Hicham Benaissa est docteur en sociologie, rattaché au laboratoire du Groupe sociétés, religions, laïcités de l‘Ecole pratique des hautes études et du CNRS. Il publie dans Le Monde une tribune sur la mort he Nahel M. qui s’inscrirait «dans la continuité historique des crimes racistes commis à l’encontre des Noirs et des Arabes de ce pays» et «conduira inévitablement (mais à quel prix ?) vers un travail collectif de redéfinition des principes de la nation française, à partir de la diversité de ses composantes».
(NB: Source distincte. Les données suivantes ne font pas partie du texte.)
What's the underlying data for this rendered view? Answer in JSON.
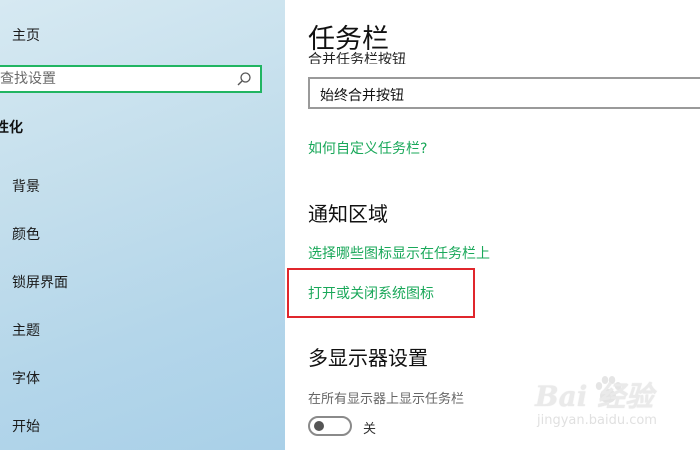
{
  "sidebar": {
    "home_label": "主页",
    "search_placeholder": "查找设置",
    "section_label": "性化",
    "items": [
      {
        "label": "背景"
      },
      {
        "label": "颜色"
      },
      {
        "label": "锁屏界面"
      },
      {
        "label": "主题"
      },
      {
        "label": "字体"
      },
      {
        "label": "开始"
      }
    ]
  },
  "main": {
    "title": "任务栏",
    "combine_label": "合并任务栏按钮",
    "combine_value": "始终合并按钮",
    "customize_link": "如何自定义任务栏?",
    "notification_heading": "通知区域",
    "select_icons_link": "选择哪些图标显示在任务栏上",
    "system_icons_link": "打开或关闭系统图标",
    "multi_display_heading": "多显示器设置",
    "show_all_displays_label": "在所有显示器上显示任务栏",
    "toggle_state": "关"
  },
  "watermark": {
    "brand": "Bai  经验",
    "url": "jingyan.baidu.com"
  },
  "colors": {
    "accent": "#1aa85a",
    "search_border": "#21b562",
    "highlight": "#e0262c",
    "sidebar_bg": "#b4d6ea"
  },
  "icons": {
    "search": "search-icon",
    "home": "home-icon"
  }
}
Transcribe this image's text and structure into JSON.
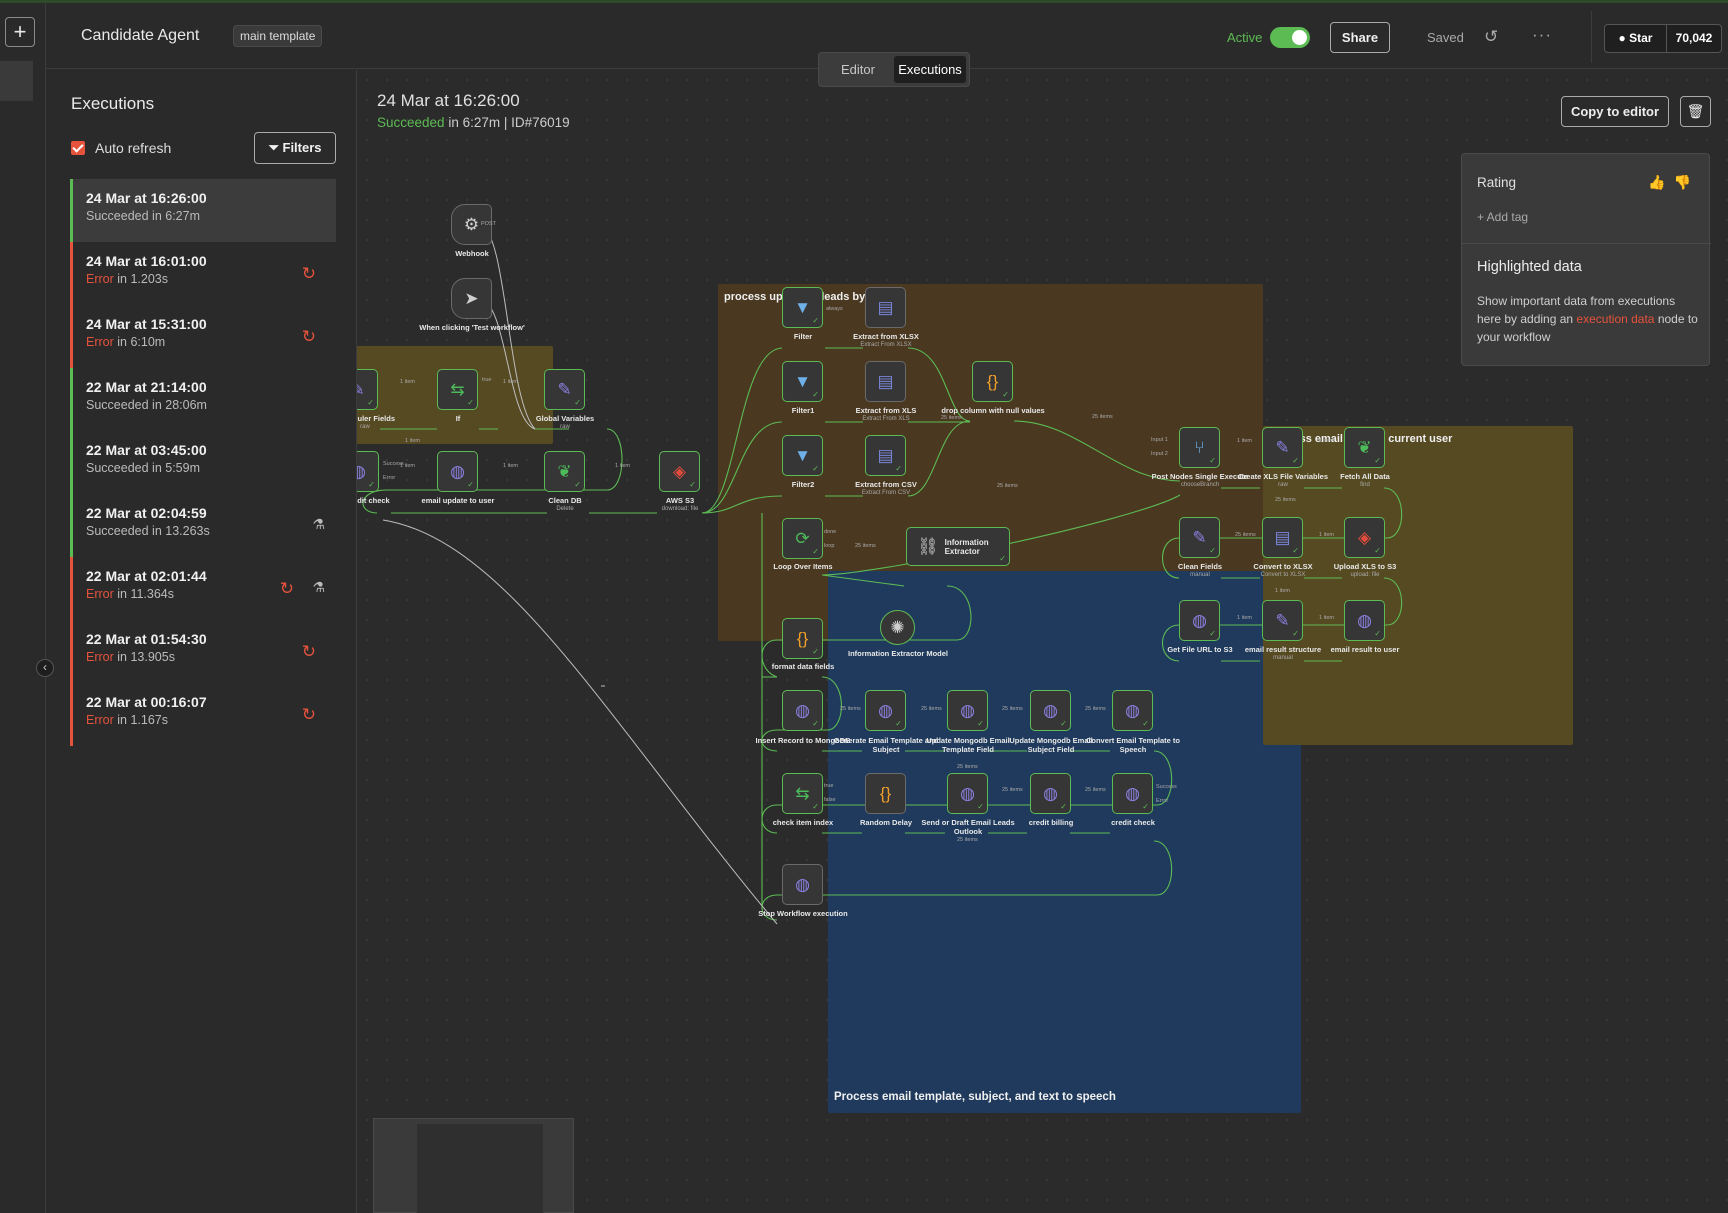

Il y a plus de soixante ans, le 17 octobre 1961, la police réprime dans le sang une manifestation d’Algériens à Paris. Des dizaines de morts par balle. Certains sont jetés dans la Seine, meurent noyés. Ils sont des centaines à être blessés, mis en détention, frappés à coups de crosse. En 1973, le racisme s’exprime dans sa banalité la plus extrême. […] Plus récemment encore : Zyed Benna, 17 ans, et Bouna Traoré, 15 ans, en octobre 2005, Adama Traoré en juillet 2016, et Nahel M. en juin. Pourquoi ce dernier est-il mort ? Parce que c’était prévisible. Il avait plus de risque d’être abattu par un policier qu’un autre jeune homme de son âge issu de milieu et d’origine différents. […] . L’histoire de la mort de Nahel M., c’est l’histoire d’un corps frappé, dès son plus jeune âge, du sceau du mépris de classe et de race.
Sa mort n’est pas un accident, ni un fait divers perdu dans le flux chaotique du présent. Elle s’inscrit dans la continuité historique des crimes racistes perpétrés à l’endroit des Noirs et des Arabes de ce pays. Depuis une date inconnue, la société française entretient avec le corps de Nahel M., et de tous les autres, une relation raciale, seule explication valable permettant de justifier, des dizaines d’années après, leur agglomération continue dans les mêmes lieux délabrés et méprisés, à la périphérie des grandes villes. […]
Parce que si le racisme trouve sa forme la plus violente dans le crime, il est avant toute chose un rapport banalisé à la société entière. Il vient se loger jusque dans l’intimité, dans le rapport à soi, puis dans le rapport aux autres, aux institutions, à l’école, au logement, au travail, à la justice. […]
Mais on se trompe dangereusement si l’on croit que le feu est éteint et qu’on peut tranquillement retourner à nos affaires. Cela reviendra, parce qu’il y a ici la nature d’un fait social régulier, objectif et général. Avec une particularité supplémentaire : le conflit ne se situe plus uniquement sur le terrain du social mais aussi sur le plan des idées. L’explication traditionnelle de ces révoltes est aujourd’hui concurrencée par des théories et des argumentaires d’une classe moyenne supérieure culturelle et économique partageant avec cette jeunesse une histoire commune.
Cette lutte sociale et intellectuelle nous conduira inévitablement (mais à quel prix ?) vers un travail collectif de redéfinition des principes de la nation française, à partir de la diversité de ses composantes. Comme souvent dans l’histoire de France, cela passera sans doute par une réorganisation institutionnelle de son régime. La Ve République s’est ouverte en pensant tourner définitivement la page avec son passé colonial. La VIe devra le regarder en face.